Binomial distribution is a probability distribution that describes outcomes of a fixed number of repeated trials. Each trial is independent, and there are only two possible outcomes, typically termed success and failure. In our problem, each draw of a ball represents a trial.
In each trial, drawing a white ball is considered a success, while drawing a blue ball is a failure. Given there are three trials, you repeat the process under identical conditions. The result can be modeled using a binomial distribution where the number of trials \(n\) is 3, and the probability \(p\) of drawing a white ball (success) is \(\frac{2}{5}\).
The binomial distribution formula \[ P(X = k) = C(n, k) \times p^k \times (1-p)^{n-k} \] describes how we calculate the probability of getting a specific number of successes (white balls) in \(n\) trials.
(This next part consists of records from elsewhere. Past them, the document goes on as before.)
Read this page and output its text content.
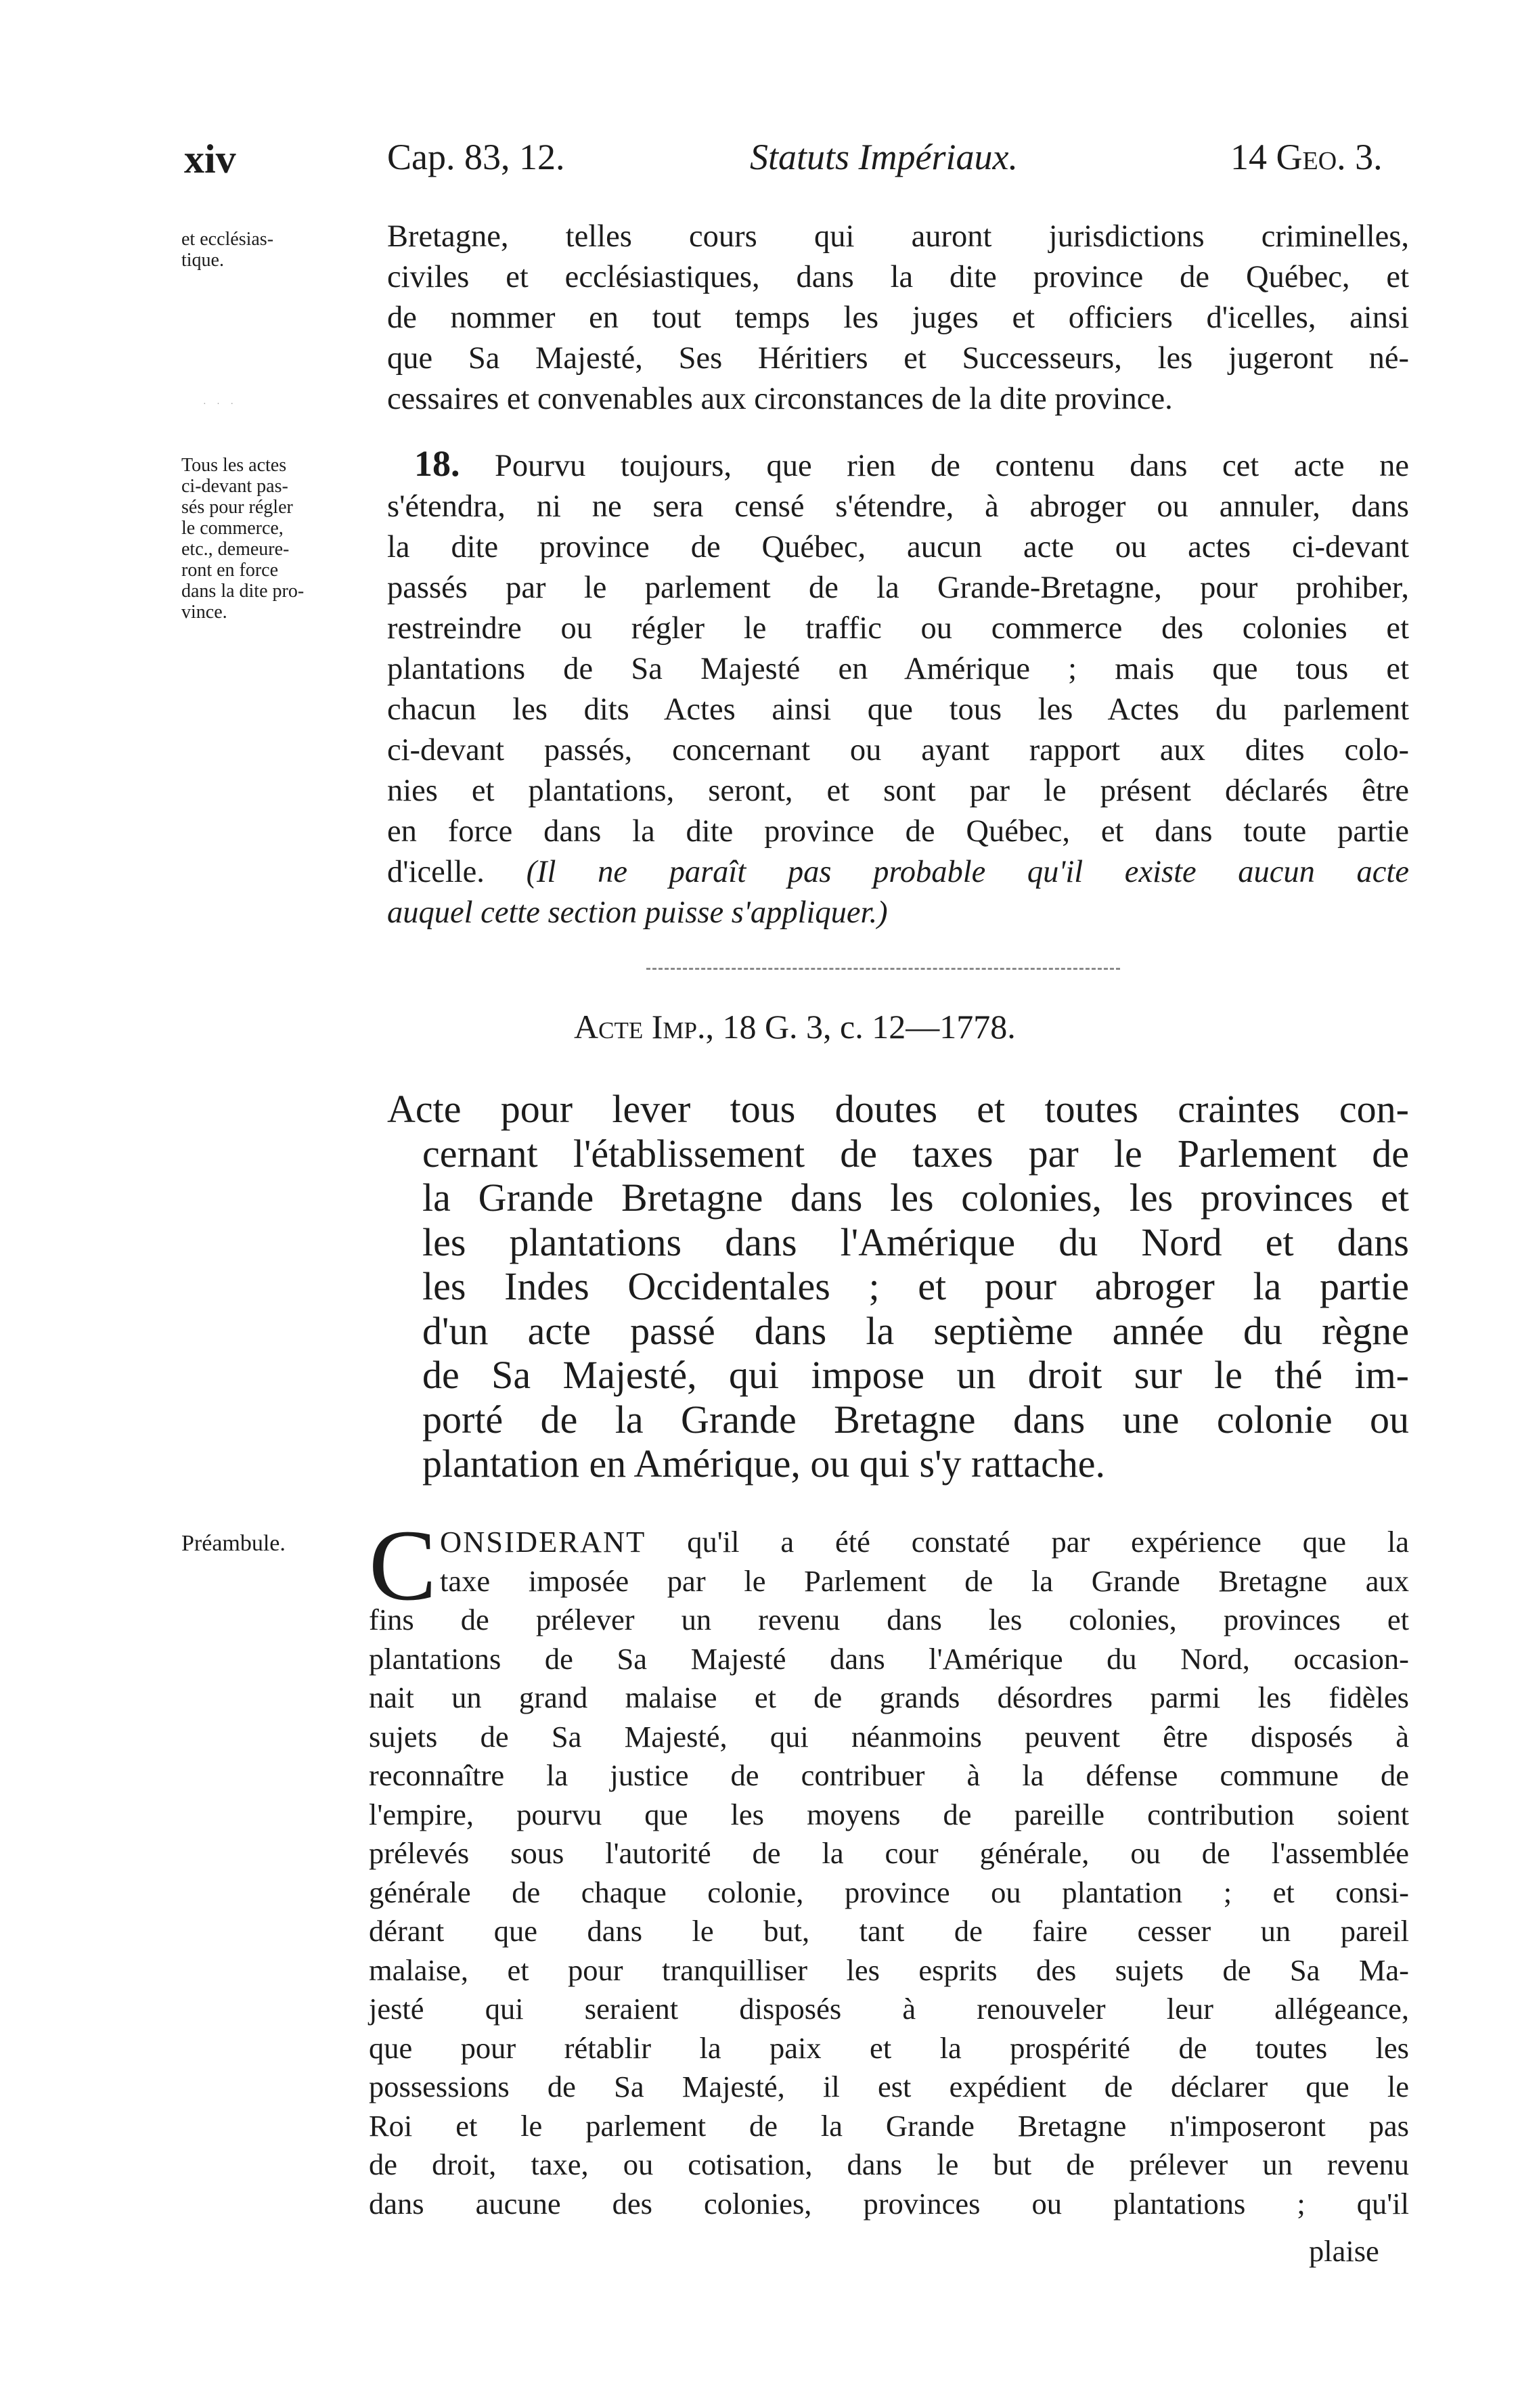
xiv	Cap. 83, 12.	Statuts Impériaux.	14 Geo. 3.
et ecclésias-
tique.
Bretagne, telles cours qui auront jurisdictions criminelles,
civiles et ecclésiastiques, dans la dite province de Québec, et
de nommer en tout temps les juges et officiers d'icelles, ainsi
que Sa Majesté, Ses Héritiers et Successeurs, les jugeront né-
cessaires et convenables aux circonstances de la dite province.
Tous les actes
ci-devant pas-
sés pour régler
le commerce,
etc., demeure-
ront en force
dans la dite pro-
vince.
18. Pourvu toujours, que rien de contenu dans cet acte ne
s'étendra, ni ne sera censé s'étendre, à abroger ou annuler, dans
la dite province de Québec, aucun acte ou actes ci-devant
passés par le parlement de la Grande-Bretagne, pour prohiber,
restreindre ou régler le traffic ou commerce des colonies et
plantations de Sa Majesté en Amérique ; mais que tous et
chacun les dits Actes ainsi que tous les Actes du parlement
ci-devant passés, concernant ou ayant rapport aux dites colo-
nies et plantations, seront, et sont par le présent déclarés être
en force dans la dite province de Québec, et dans toute partie
d'icelle. (Il ne paraît pas probable qu'il existe aucun acte
auquel cette section puisse s'appliquer.)
Acte Imp., 18 G. 3, c. 12—1778.
Acte pour lever tous doutes et toutes craintes con-
cernant l'établissement de taxes par le Parlement de
la Grande Bretagne dans les colonies, les provinces et
les plantations dans l'Amérique du Nord et dans
les Indes Occidentales ; et pour abroger la partie
d'un acte passé dans la septième année du règne
de Sa Majesté, qui impose un droit sur le thé im-
porté de la Grande Bretagne dans une colonie ou
plantation en Amérique, ou qui s'y rattache.
Préambule. C ONSIDERANT qu'il a été constaté par expérience que la
taxe imposée par le Parlement de la Grande Bretagne aux
fins de prélever un revenu dans les colonies, provinces et
plantations de Sa Majesté dans l'Amérique du Nord, occasion-
nait un grand malaise et de grands désordres parmi les fidèles
sujets de Sa Majesté, qui néanmoins peuvent être disposés à
reconnaître la justice de contribuer à la défense commune de
l'empire, pourvu que les moyens de pareille contribution soient
prélevés sous l'autorité de la cour générale, ou de l'assemblée
générale de chaque colonie, province ou plantation ; et consi-
dérant que dans le but, tant de faire cesser un pareil
malaise, et pour tranquilliser les esprits des sujets de Sa Ma-
jesté qui seraient disposés à renouveler leur allégeance,
que pour rétablir la paix et la prospérité de toutes les
possessions de Sa Majesté, il est expédient de déclarer que le
Roi et le parlement de la Grande Bretagne n'imposeront pas
de droit, taxe, ou cotisation, dans le but de prélever un revenu
dans aucune des colonies, provinces ou plantations ; qu'il
plaise
· · ·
• Here, \(C(n, k)\) is the combination function denoting the number of ways to achieve \(k\) successes in \(n\) trials.
• The expression \(p^k\) represents the likelihood of \(k\) successes, while \((1-p)^{n-k}\) denotes the probability of failures in the remaining trials.

This distribution helps you find \(P(X \leq 1)\), sum of probabilities of drawing zero or one white ball, by finding \(P(X = 0)\) and \(P(X = 1)\), and adding them together to obtain the final probability result.